- Born: September 24, 1925 Gary, Indiana
- Died: February 4, 2014 (aged 88)
- Education: Indiana University, Bloomington (BA 1948); Indiana University School of Medicine, Indianapolis (MD 1952)
- Known for: Mapping haptoglobin to 16q, Smith–Magenis syndrome
- Children: Six
- Scientific career
- Fields: Pediatrics, medical genetics, cytogenetics
- Institutions: University of Oregon Medical School

= R. Ellen Magenis =

American geneticist

Ruth Ellen Magenis (September 24, 1925 – February 4, 2014) was an American pediatrician, medical geneticist and cytogeneticist.

She was born in Gary, Indiana and received her BA in zoology from Indiana University in Bloomington, Indiana in 1948 and her MD degree from the Indiana University School of Medicine in Indianapolis in 1952. She took a number of years off to raise a large family of 6 children. She then returned to work in 1965–66 with Frederick Hecht in pediatrics and medical genetics at the University of Oregon Medical School, now called the Oregon Health & Science University (OHSU), in Portland where Magenis subsequently completed her residency training in Pediatrics and then did a postdoctoral fellowship in Medical Genetics.

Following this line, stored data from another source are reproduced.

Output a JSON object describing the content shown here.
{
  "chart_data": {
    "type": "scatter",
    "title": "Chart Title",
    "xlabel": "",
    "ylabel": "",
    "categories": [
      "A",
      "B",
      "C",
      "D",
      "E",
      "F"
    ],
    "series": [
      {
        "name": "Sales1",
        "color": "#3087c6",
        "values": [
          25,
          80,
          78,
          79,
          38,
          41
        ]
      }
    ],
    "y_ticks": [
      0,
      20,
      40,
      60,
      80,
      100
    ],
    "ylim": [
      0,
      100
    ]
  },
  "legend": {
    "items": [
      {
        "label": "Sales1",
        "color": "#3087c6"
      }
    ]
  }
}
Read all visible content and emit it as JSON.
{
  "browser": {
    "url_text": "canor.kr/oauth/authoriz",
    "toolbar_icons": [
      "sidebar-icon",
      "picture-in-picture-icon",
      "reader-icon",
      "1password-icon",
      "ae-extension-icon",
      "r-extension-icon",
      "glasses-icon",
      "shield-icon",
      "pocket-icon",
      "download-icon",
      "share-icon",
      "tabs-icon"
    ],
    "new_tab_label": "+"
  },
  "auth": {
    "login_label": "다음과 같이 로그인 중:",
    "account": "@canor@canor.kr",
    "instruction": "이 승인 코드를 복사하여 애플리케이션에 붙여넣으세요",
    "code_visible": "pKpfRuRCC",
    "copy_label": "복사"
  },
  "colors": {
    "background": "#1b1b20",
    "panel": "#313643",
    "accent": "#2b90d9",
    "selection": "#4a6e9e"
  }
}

Magenis's first major research project involved a heritable fragile site on the long (q) arm of chromosome 16. She traced this 16q fragile site through a multigenerational family and, together with Hecht and Everett Lovrien, she linked the 16q fragile site to the gene for haptoglobin. The mapping of haptoglobin to 16q was the second instance in which a human gene was mapped to a specific autosome (non-sex chromosome), presaging the Human Genome Project.

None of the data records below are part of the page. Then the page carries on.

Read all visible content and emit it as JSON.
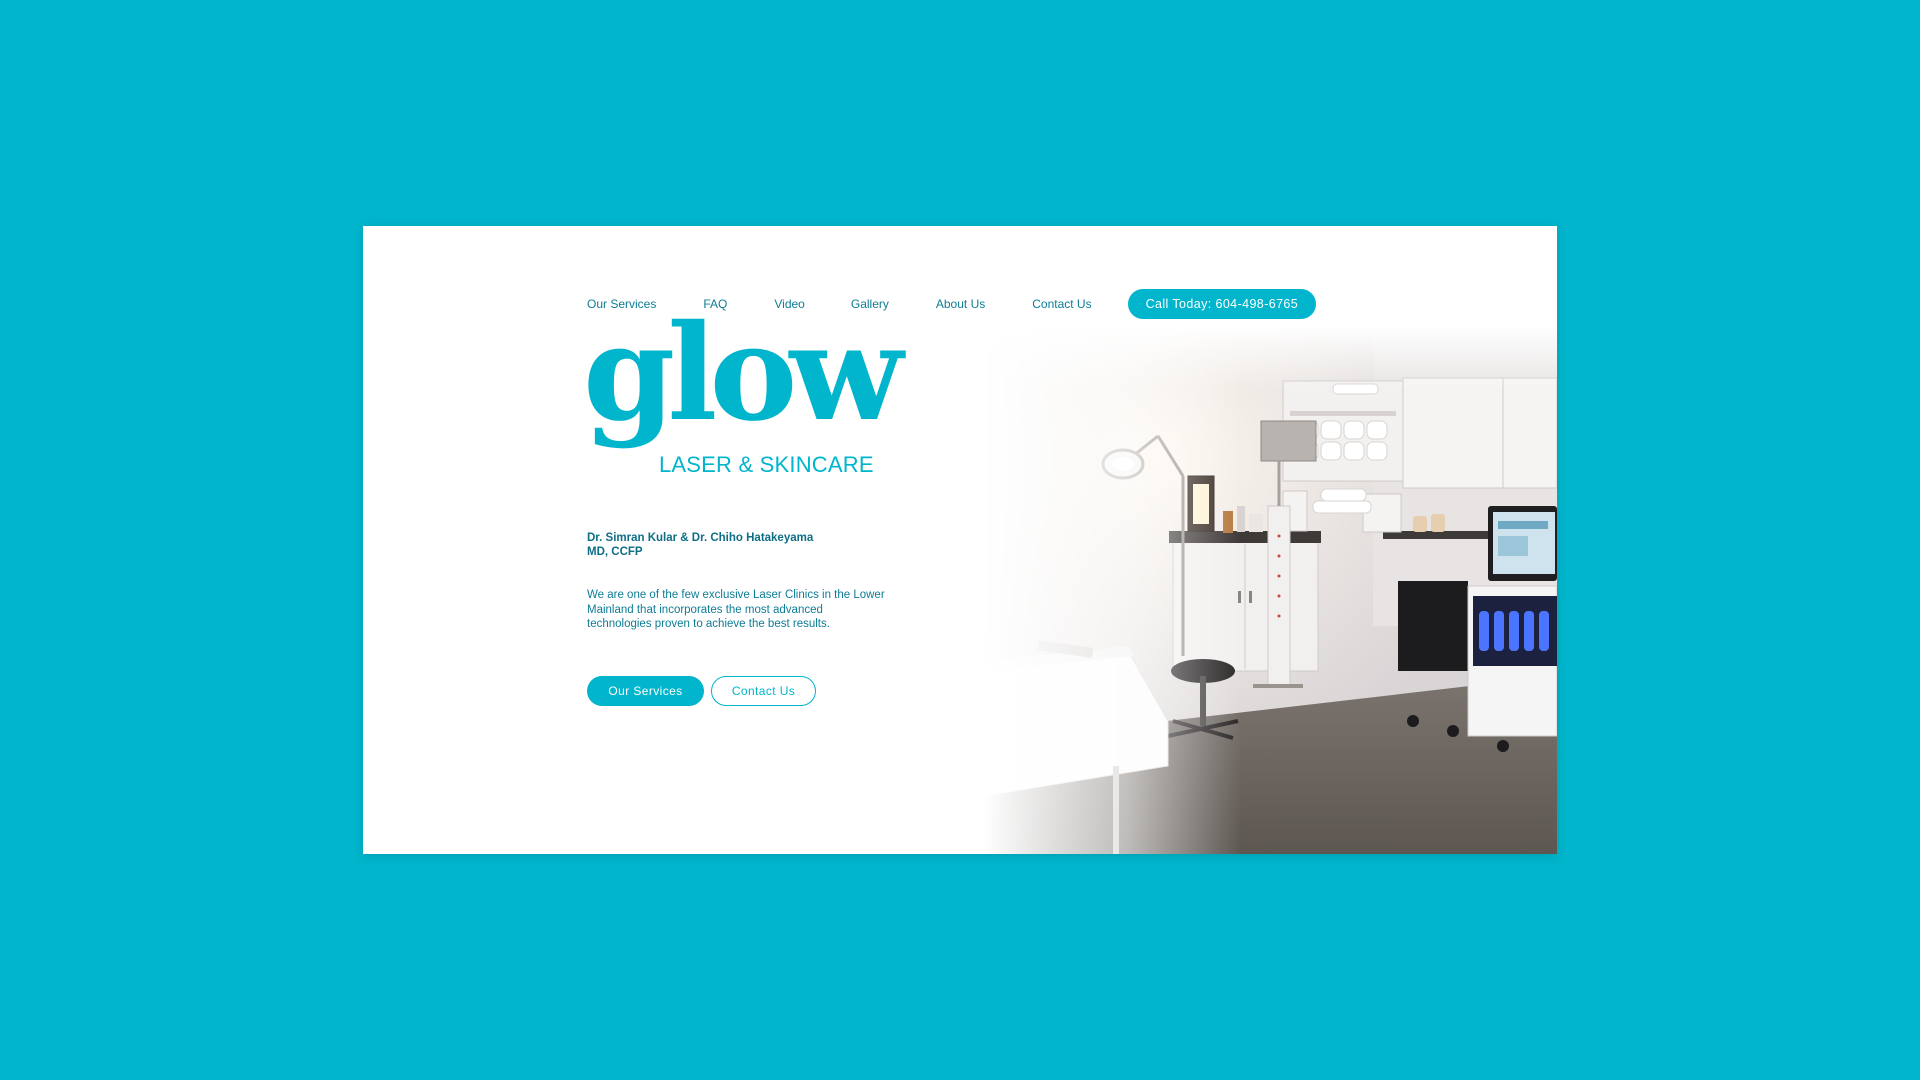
{
  "nav": {
    "items": [
      {
        "label": "Our Services"
      },
      {
        "label": "FAQ"
      },
      {
        "label": "Video"
      },
      {
        "label": "Gallery"
      },
      {
        "label": "About Us"
      },
      {
        "label": "Contact Us"
      }
    ],
    "call_label": "Call Today: 604-498-6765"
  },
  "logo": {
    "word": "glow",
    "subtitle": "LASER & SKINCARE"
  },
  "hero": {
    "doctors_line1": "Dr. Simran Kular & Dr. Chiho Hatakeyama",
    "doctors_line2": "MD, CCFP",
    "description": "We are one of the few exclusive Laser Clinics in the Lower Mainland that incorporates the most advanced technologies proven to achieve the best results.",
    "primary_button": "Our Services",
    "secondary_button": "Contact Us"
  },
  "colors": {
    "accent": "#00b5cc",
    "text_dark": "#0d6e86",
    "page_background": "#00b5cc"
  },
  "icons": {
    "photo": "treatment-room-photo"
  }
}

Magenis joined the faculty at OHSU as an assistant professor, rising to be professor of pediatrics and of molecular and medical genetics. She succeeded Frederick Hecht as the director of the Cytogenetic Laboratory and Chromosome Clinic at the Child Development and Rehabilitation Center at OHSU. Her special interest continued to be in human chromosome mapping. Magenis died on February 4, 2014, after a long illness.

Ellen Magenis is also associated with the Smith–Magenis syndrome, a condition she and Ann C. M. Smith described in 1986 that is due to an abnormality in the short (p) arm of chromosome 17 and is sometimes called the 17p- syndrome.